今回の福岡市議選において、定数9をめぐって16人の候補者が火花を散らした早良区。買い物客が集まる西新周辺は、各陣営の選挙カーが所狭しと駆け回った。そのような状況下で、多くの陣営スタッフ、とくにウグイス嬢を困惑・かく乱させた陣営があった。
「○○候補の健闘を祈ります!」、「お互いがんばりましょう!」。よっぽど敵対していない限り、異なる陣営の選挙カーがすれ違う際、そうしたやり取りが行なわれることが多い。有権者の手前、声をかけられたほうも無視するわけにはいかないからだ。
ところが、昨年(2010年)11月の福岡市長選に続き、再度、福岡市政に挑戦した新人・飯野健二氏(49)の選挙カーは、至近距離にならないと識別不能という"ステルス性"に優れていた。飯野氏が代表を務める地域政党「福岡維新の会」の幹部によると、「予算の都合で、やぐらを作ることができず、ポスターを車体の横に貼ったが・・・。遠くからでは誰の車か分かりづらいはずだ」という。

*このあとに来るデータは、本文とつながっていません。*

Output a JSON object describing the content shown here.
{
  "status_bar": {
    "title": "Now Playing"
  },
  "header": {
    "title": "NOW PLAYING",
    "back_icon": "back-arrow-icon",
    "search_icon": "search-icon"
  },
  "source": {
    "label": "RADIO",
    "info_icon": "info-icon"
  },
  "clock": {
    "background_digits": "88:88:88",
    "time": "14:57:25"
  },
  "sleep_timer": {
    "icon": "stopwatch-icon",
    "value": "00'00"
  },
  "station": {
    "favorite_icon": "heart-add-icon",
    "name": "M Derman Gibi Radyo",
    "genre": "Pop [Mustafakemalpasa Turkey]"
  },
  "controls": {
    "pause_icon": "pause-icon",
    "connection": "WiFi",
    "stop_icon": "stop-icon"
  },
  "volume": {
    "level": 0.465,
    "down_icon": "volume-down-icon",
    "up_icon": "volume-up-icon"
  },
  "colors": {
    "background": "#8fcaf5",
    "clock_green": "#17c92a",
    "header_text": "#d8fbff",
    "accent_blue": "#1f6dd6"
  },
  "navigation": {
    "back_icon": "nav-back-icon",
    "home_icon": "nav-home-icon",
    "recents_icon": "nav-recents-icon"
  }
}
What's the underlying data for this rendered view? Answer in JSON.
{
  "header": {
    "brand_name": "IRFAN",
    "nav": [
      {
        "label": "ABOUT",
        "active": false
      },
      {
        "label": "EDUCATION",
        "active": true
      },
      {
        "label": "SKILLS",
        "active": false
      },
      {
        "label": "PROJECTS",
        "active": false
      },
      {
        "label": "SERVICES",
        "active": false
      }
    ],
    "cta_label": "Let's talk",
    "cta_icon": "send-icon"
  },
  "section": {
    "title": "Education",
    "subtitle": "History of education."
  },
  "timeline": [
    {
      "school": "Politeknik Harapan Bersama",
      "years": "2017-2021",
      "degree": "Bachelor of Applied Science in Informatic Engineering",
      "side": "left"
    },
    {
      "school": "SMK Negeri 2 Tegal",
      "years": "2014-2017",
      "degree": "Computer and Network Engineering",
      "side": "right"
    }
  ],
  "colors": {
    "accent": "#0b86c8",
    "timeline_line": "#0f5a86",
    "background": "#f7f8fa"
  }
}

"やぐら"とは、候補者の名前などが書かれた看板を選挙カーの屋根のうえに設けたもの。たいていの選挙カーは設置しているので、目にしたことのある人は多いはずだ。飯野氏の選挙カーが軽自動車であったことも、ステルス性を向上させた。渋滞時、前の車が大きい場合は、陰に隠れてしまう。一方、"やぐら"を節約した分、大音量の高性能スピーカーを2基設置できたという。
飯野氏の選挙カーから、声をかけられた陣営は混乱に陥った。「どこからか声がするが、姿が見えない。どこの陣営だ?」。返事を速やかに行なうため、マイクを握るウグイス嬢は、窓から顔を出し、四方に目をやらざるを得なかった。
なお、飯野氏は、1,147票を獲得し落選。今後の政治活動の予定については、「福岡維新の会幹部と相談のうえ、新たな道を検討したい」としている。